Steps to build N-Grams Model

-Creating the large corpus with sampling (10%) and pooling the blogs, news, and twitter data with stop words.

-Cleaning the corpus and Building n-grams frequency tables, up to 5-grams. These frequency tables serve as frequency dictionaries for the predictive model to search for the match.

-Probability of a term is modeled based on the Markov chain assumption that the occurrence of a term is dependent on the preceding terms.

-Pruning:Removed low frequency < 2 n-grams.
-Use a 'backoff strategy' to predict, means if the probability of a penta-gram is very low, use quad-gram to predict, and so on.This is a very simple and intuitive method with no discount needed, just use fixed backoff factor (0.4) & relative frequencies to calculate the score. alt text
The recursion ends at unigrams, with N being the size of the training corpus.

J Dumbali& N Rao.2019
Fig:N-Grams linguistic models (J Dumbali, N Rao, 2019)

Stupid Backoff Algorithm

This prediction model uses 1-5 ngrams as dictionary to search with a pre-calculated back-off score from highest to lowest frequency.
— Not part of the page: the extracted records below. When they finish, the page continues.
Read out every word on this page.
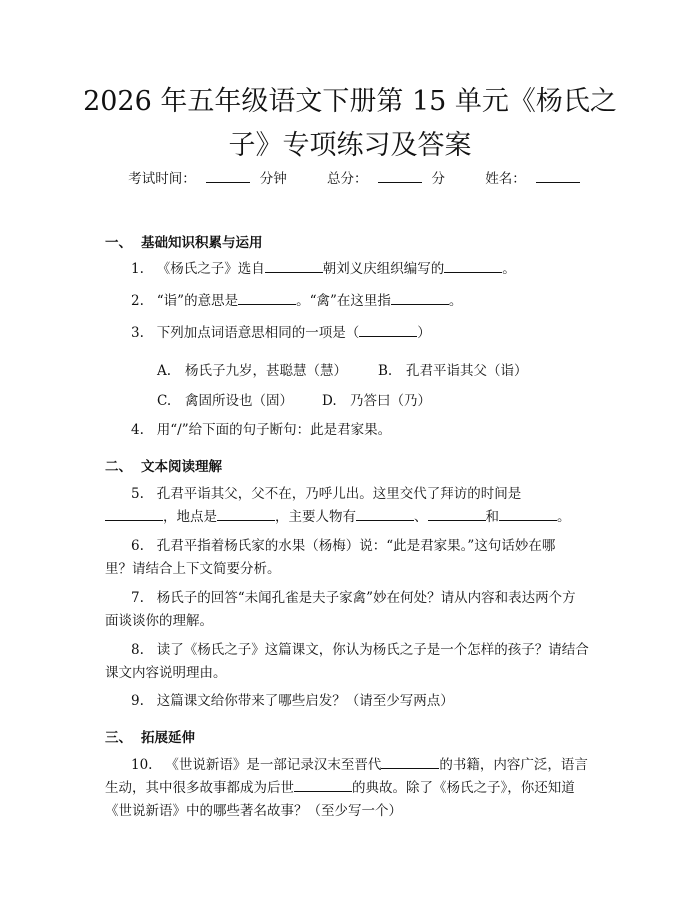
2026 年五年级语文下册第 15 单元《杨氏之
子》专项练习及答案
考试时间：	分钟	总分：	分	姓名：
一、 基础知识积累与运用
1. 《杨氏之子》选自	朝刘义庆组织编写的	。
2. “诣”的意思是	。“禽”在这里指	。
3. 下列加点词语意思相同的一项是（	）
A. 杨氏子九岁，甚聪慧（慧） B. 孔君平诣其父（诣）
C. 禽固所设也（固） D. 乃答曰（乃）
4. 用“/”给下面的句子断句：此是君家果。
二、 文本阅读理解
5. 孔君平诣其父，父不在，乃呼儿出。这里交代了拜访的时间是
，地点是	，主要人物有	、	和	。
6. 孔君平指着杨氏家的水果（杨梅）说：“此是君家果。”这句话妙在哪
里？请结合上下文简要分析。
7. 杨氏子的回答“未闻孔雀是夫子家禽”妙在何处？请从内容和表达两个方
面谈谈你的理解。
8. 读了《杨氏之子》这篇课文，你认为杨氏之子是一个怎样的孩子？请结合
课文内容说明理由。
9. 这篇课文给你带来了哪些启发？（请至少写两点）
三、 拓展延伸
10. 《世说新语》是一部记录汉末至晋代	的书籍，内容广泛，语言
生动，其中很多故事都成为后世	的典故。除了《杨氏之子》，你还知道
《世说新语》中的哪些著名故事？（至少写一个）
The probability of next word is depends on the backoff score which is calculated by dividing the counts of matches found in ngram/n-1 gram multiplied by backoff factor= 0.4 with each dropping n-grams.This is an inexpensive method with comparative good quality or accuracy

  • First the search started with 5-grams model to match last 4 words of User Input and the most likely next word is predicted with highest score.
  • If no suitable match is found in the 5-gram, the model search 'back's off' to a 4-gram, i.e. using the last three words, from the user provided phrase, to predict the next best match.(score x 0.4 )
  • If no 4-gram match is found, the model 'back's off' to a 3-gram, i.e. using the last two words from the user provided phrase, to predict a suitable match.(score x 0.4 x 0.4 )
  • If no bigram word is found, the model default 'back's off' to the highest frequency unigram word available. (score x 0.4 x 0.4 x 0.4 )
  • At last Validating and Estimating the Accuracy of the model by using test strings.

Additional Information

1. Large Language Models in Machine Translation,https://www.aclweb.org/anthology/D07-1090.pdf
2. Real Time Word Prediction Using N-Grams Model,Jaysidh Dumbali, Nagaraja Rao A.,IJITEE,ISSN: 2278-3075, Vol.8 Issue-5, 2019
3. Tokenizer: Introduction to the tokenizers R Package https://cran.r-project.org/web/packages/tokenizers/
4. Smoothing and Backoff, http://www.cs.cornell.edu/courses/cs4740/2014sp/lectures/ smoothing+backoff.pdf.
5. N-gram Language Models, https://web.stanford.edu/~jurafsky/slp3/ed3book.pdf
6. Speech and Language Processing https://web.stanford.edu/class/cs124/lec/languagemodeling.pdf
7. NLP: Language Models, https://www.csd.uwo.ca/courses/CS4442b/L9-NLP- LangModels.pdf

Shiny Web Application

Shiny app The web application is hosted at: https://satindrakathania-2020.shinyapps.io/ShinyCapstone/

Capstone Data Science GitHub Repository link: https://github.com/SatK-ds2020/DS-capstone-project-2020

To initialize the app: Wait 5-10 seconds and follow the instruction:
-There is a text input box, where you can enter your text.
-The bar-plot of top 10 predictions and wordcloud for the most probable words will be displayed once clicking submit button.
-There is a Summary and References tab for more information about the app.

Conclusions and feedback

- Learned R based data analytics,Natural language processing & text mining techniques from this DS specialization.
- Explored different tools and package and their uses to manipulate, clean, analyze and visualize the data.
- Uses GitHub to manage different data science projects for this specialization.
- Learned whole sequence from data acquisition to publication and presentation along with skills to build the web based application
- Learned to perform the regression analysis and statistical inferences by using Machine Learning techniques for big data process and predictions.
- Looking forward to demonstrate my skills and learning to solve real-world big data problems.